I know it's not the most exciting title, but at least it's the most honest one. I don't feel good, and to be quite honest I have not felt good for while, what's the problem? you may ask interested, the answer however is as dull and cliché as there ever will be: I broke up with my boyfriend, of course, this was last week which to be quite honest didn't struck him as a surprise and I started feeling better once an ex came over and offered me his support (now, as I say support I mean he listened at me, he told me everything will be OK and then let me fuck him, yup, which was pretty wood... I mean good, hehe), however, as he is alone right and so am I, I foolishly thought he was interested in something more than just sex, BIG mistake.

I don't have that great deal of experience with relationships, when I broke up with my first girlfriend I took some time off to be with myself (I hate to admit it, but those where some pretty lonely 6 years), OK, maybe I took waaaay too much time, I was scared of being hurt again, so that really hindered my experience with all the dating scene.

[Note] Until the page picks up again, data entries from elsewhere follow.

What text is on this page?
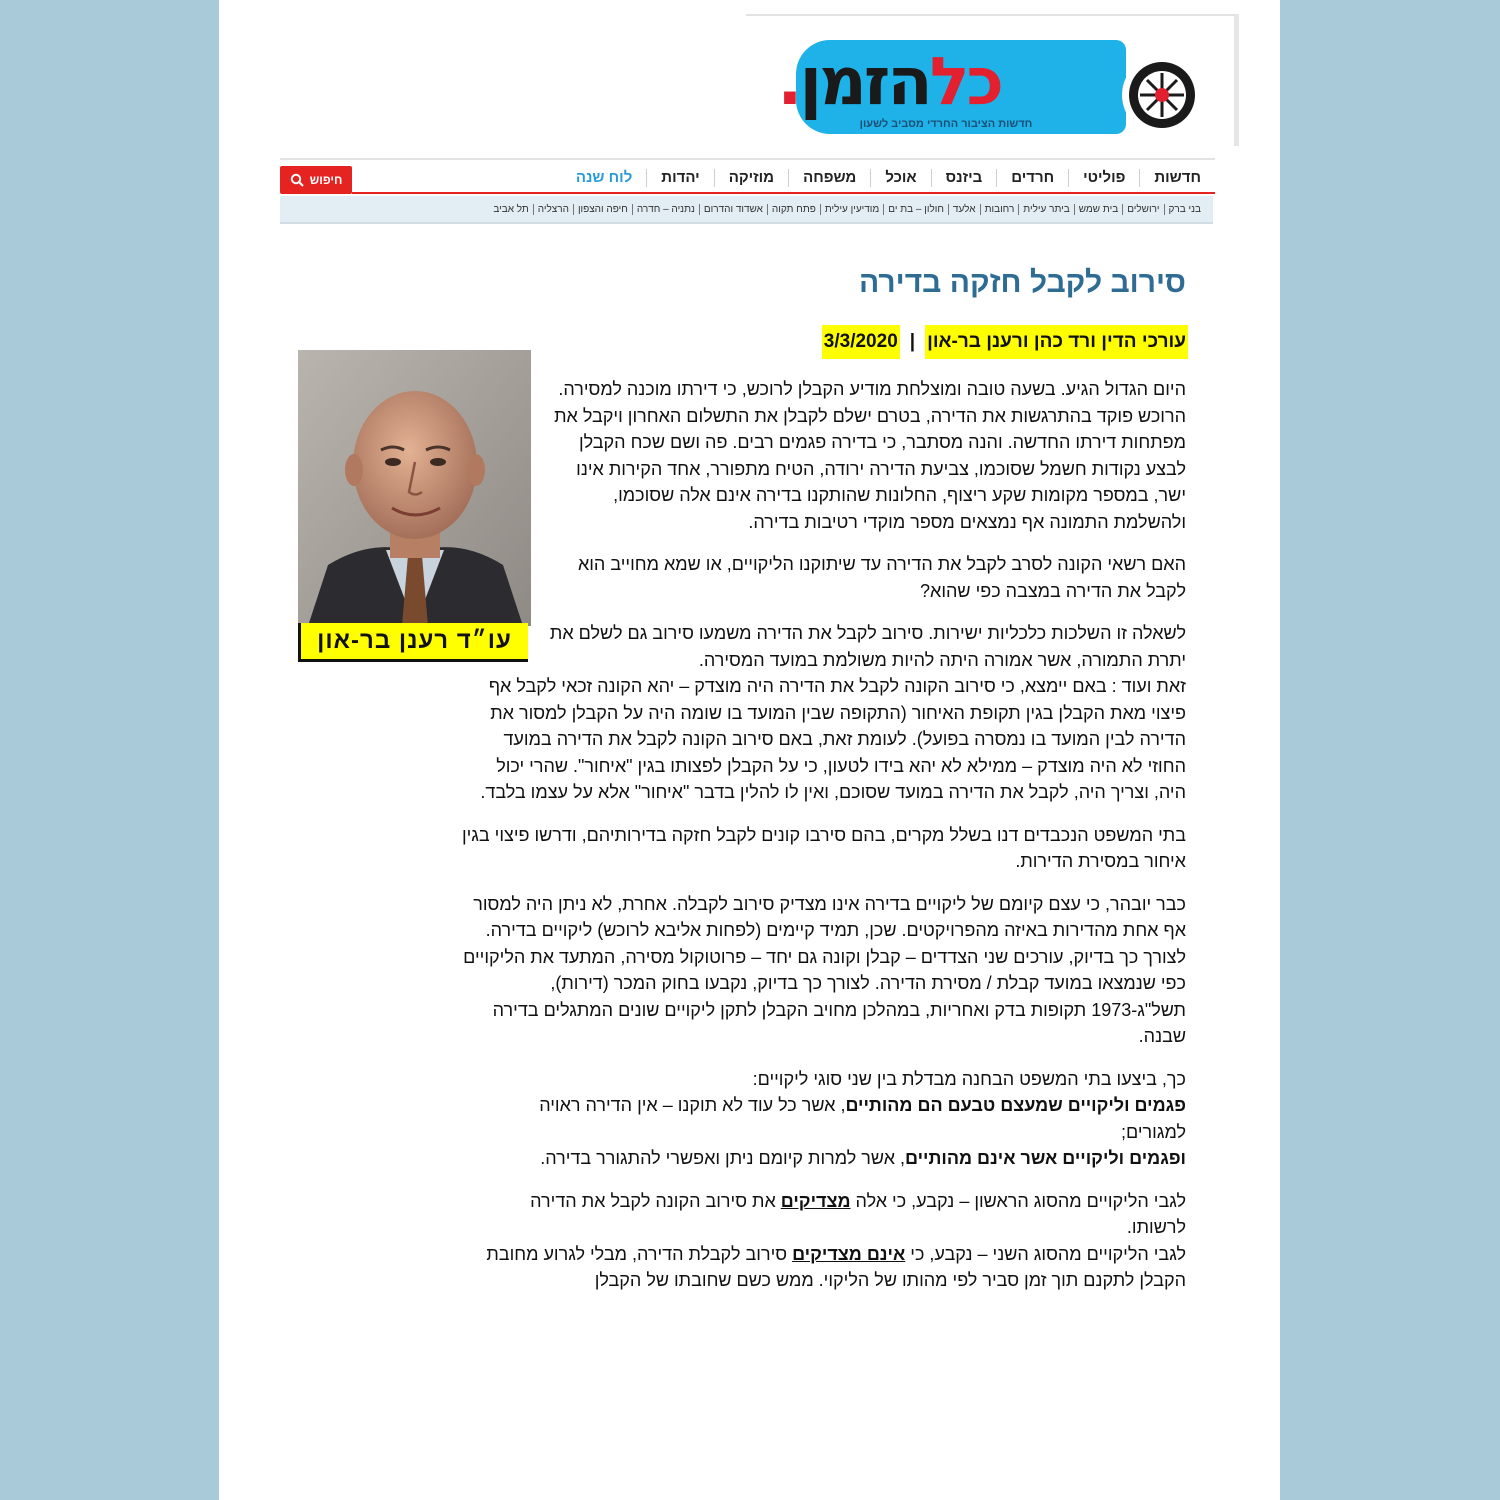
כלהזמן.
חדשות הציבור החרדי מסביב לשעון
חדשות
פוליטי
חרדים
ביזנס
אוכל
משפחה
מוזיקה
יהדות
לוח שנה
חיפוש
בני ברק
ירושלים
בית שמש
ביתר עילית
רחובות
אלעד
חולון – בת ים
מודיעין עילית
פתח תקוה
אשדוד והדרום
נתניה – חדרה
חיפה והצפון
הרצליה
תל אביב
סירוב לקבל חזקה בדירה
עורכי הדין ורד כהן ורענן בר-און
|
3/3/2020
עו״ד רענן בר-און

היום הגדול הגיע. בשעה טובה ומוצלחת מודיע הקבלן לרוכש, כי דירתו מוכנה למסירה. הרוכש פוקד בהתרגשות את הדירה, בטרם ישלם לקבלן את התשלום האחרון ויקבל את מפתחות דירתו החדשה. והנה מסתבר, כי בדירה פגמים רבים. פה ושם שכח הקבלן לבצע נקודות חשמל שסוכמו, צביעת הדירה ירודה, הטיח מתפורר, אחד הקירות אינו ישר, במספר מקומות שקע ריצוף, החלונות שהותקנו בדירה אינם אלה שסוכמו, ולהשלמת התמונה אף נמצאים מספר מוקדי רטיבות בדירה.

האם רשאי הקונה לסרב לקבל את הדירה עד שיתוקנו הליקויים, או שמא מחוייב הוא לקבל את הדירה במצבה כפי שהוא?

לשאלה זו השלכות כלכליות ישירות. סירוב לקבל את הדירה משמעו סירוב גם לשלם את יתרת התמורה, אשר אמורה היתה להיות משולמת במועד המסירה.

זאת ועוד : באם יימצא, כי סירוב הקונה לקבל את הדירה היה מוצדק – יהא הקונה זכאי לקבל אף פיצוי מאת הקבלן בגין תקופת האיחור (התקופה שבין המועד בו שומה היה על הקבלן למסור את הדירה לבין המועד בו נמסרה בפועל). לעומת זאת, באם סירוב הקונה לקבל את הדירה במועד החוזי לא היה מוצדק – ממילא לא יהא בידו לטעון, כי על הקבלן לפצותו בגין "איחור". שהרי יכול היה, וצריך היה, לקבל את הדירה במועד שסוכם, ואין לו להלין בדבר "איחור" אלא על עצמו בלבד.

בתי המשפט הנכבדים דנו בשלל מקרים, בהם סירבו קונים לקבל חזקה בדירותיהם, ודרשו פיצוי בגין איחור במסירת הדירות.

כבר יובהר, כי עצם קיומם של ליקויים בדירה אינו מצדיק סירוב לקבלה. אחרת, לא ניתן היה למסור אף אחת מהדירות באיזה מהפרויקטים. שכן, תמיד קיימים (לפחות אליבא לרוכש) ליקויים בדירה. לצורך כך בדיוק, עורכים שני הצדדים – קבלן וקונה גם יחד – פרוטוקול מסירה, המתעד את הליקויים כפי שנמצאו במועד קבלת / מסירת הדירה. לצורך כך בדיוק, נקבעו בחוק המכר (דירות), תשל"ג-1973 תקופות בדק ואחריות, במהלכן מחויב הקבלן לתקן ליקויים שונים המתגלים בדירה שבנה.

כך, ביצעו בתי המשפט הבחנה מבדלת בין שני סוגי ליקויים:
פגמים וליקויים שמעצם טבעם הם מהותיים, אשר כל עוד לא תוקנו – אין הדירה ראויה למגורים;
ופגמים וליקויים אשר אינם מהותיים, אשר למרות קיומם ניתן ואפשרי להתגורר בדירה.

לגבי הליקויים מהסוג הראשון – נקבע, כי אלה מצדיקים את סירוב הקונה לקבל את הדירה לרשותו.

לגבי הליקויים מהסוג השני – נקבע, כי אינם מצדיקים סירוב לקבלת הדירה, מבלי לגרוע מחובת הקבלן לתקנם תוך זמן סביר לפי מהותו של הליקוי. ממש כשם שחובתו של הקבלן
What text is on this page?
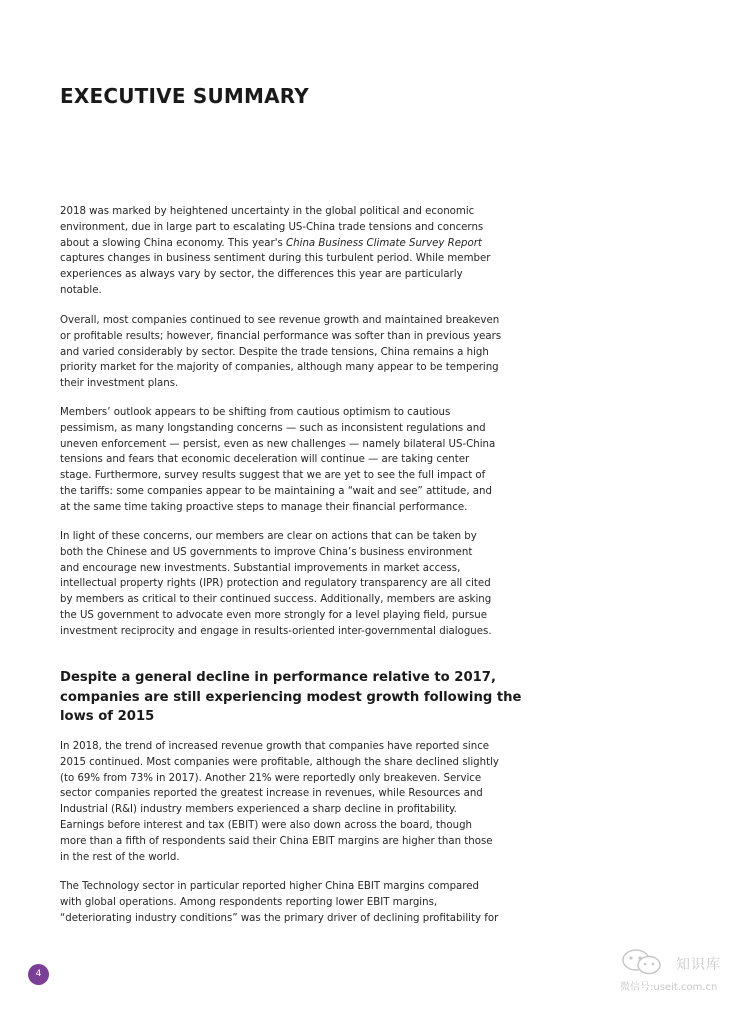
EXECUTIVE SUMMARY

2018 was marked by heightened uncertainty in the global political and economic
environment, due in large part to escalating US-China trade tensions and concerns
about a slowing China economy. This year's China Business Climate Survey Report
captures changes in business sentiment during this turbulent period. While member
experiences as always vary by sector, the differences this year are particularly
notable.

Overall, most companies continued to see revenue growth and maintained breakeven
or profitable results; however, financial performance was softer than in previous years
and varied considerably by sector. Despite the trade tensions, China remains a high
priority market for the majority of companies, although many appear to be tempering
their investment plans.

Members’ outlook appears to be shifting from cautious optimism to cautious
pessimism, as many longstanding concerns — such as inconsistent regulations and
uneven enforcement — persist, even as new challenges — namely bilateral US-China
tensions and fears that economic deceleration will continue — are taking center
stage. Furthermore, survey results suggest that we are yet to see the full impact of
the tariffs: some companies appear to be maintaining a “wait and see” attitude, and
at the same time taking proactive steps to manage their financial performance.

In light of these concerns, our members are clear on actions that can be taken by
both the Chinese and US governments to improve China’s business environment
and encourage new investments. Substantial improvements in market access,
intellectual property rights (IPR) protection and regulatory transparency are all cited
by members as critical to their continued success. Additionally, members are asking
the US government to advocate even more strongly for a level playing field, pursue
investment reciprocity and engage in results-oriented inter-governmental dialogues.

Despite a general decline in performance relative to 2017,
companies are still experiencing modest growth following the
lows of 2015

In 2018, the trend of increased revenue growth that companies have reported since
2015 continued. Most companies were profitable, although the share declined slightly
(to 69% from 73% in 2017). Another 21% were reportedly only breakeven. Service
sector companies reported the greatest increase in revenues, while Resources and
Industrial (R&I) industry members experienced a sharp decline in profitability.
Earnings before interest and tax (EBIT) were also down across the board, though
more than a fifth of respondents said their China EBIT margins are higher than those
in the rest of the world.

The Technology sector in particular reported higher China EBIT margins compared
with global operations. Among respondents reporting lower EBIT margins,
“deteriorating industry conditions” was the primary driver of declining profitability for

4
知识库
微信号:useit.com.cn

So I was happy thinking that something might happen with my ex and me, until we talked yesterday and he told me it was a one time deal, because he's trying to begin a relationship with someone else, I don't blame him, I totally understand him, however I felt heartbroken before, and now I'm heartbroken and rejected and I hate that. I'm normally a cheerful guy which looks at "the bright side of life" as the song goes, but right now I'm feeling pretty down for the count.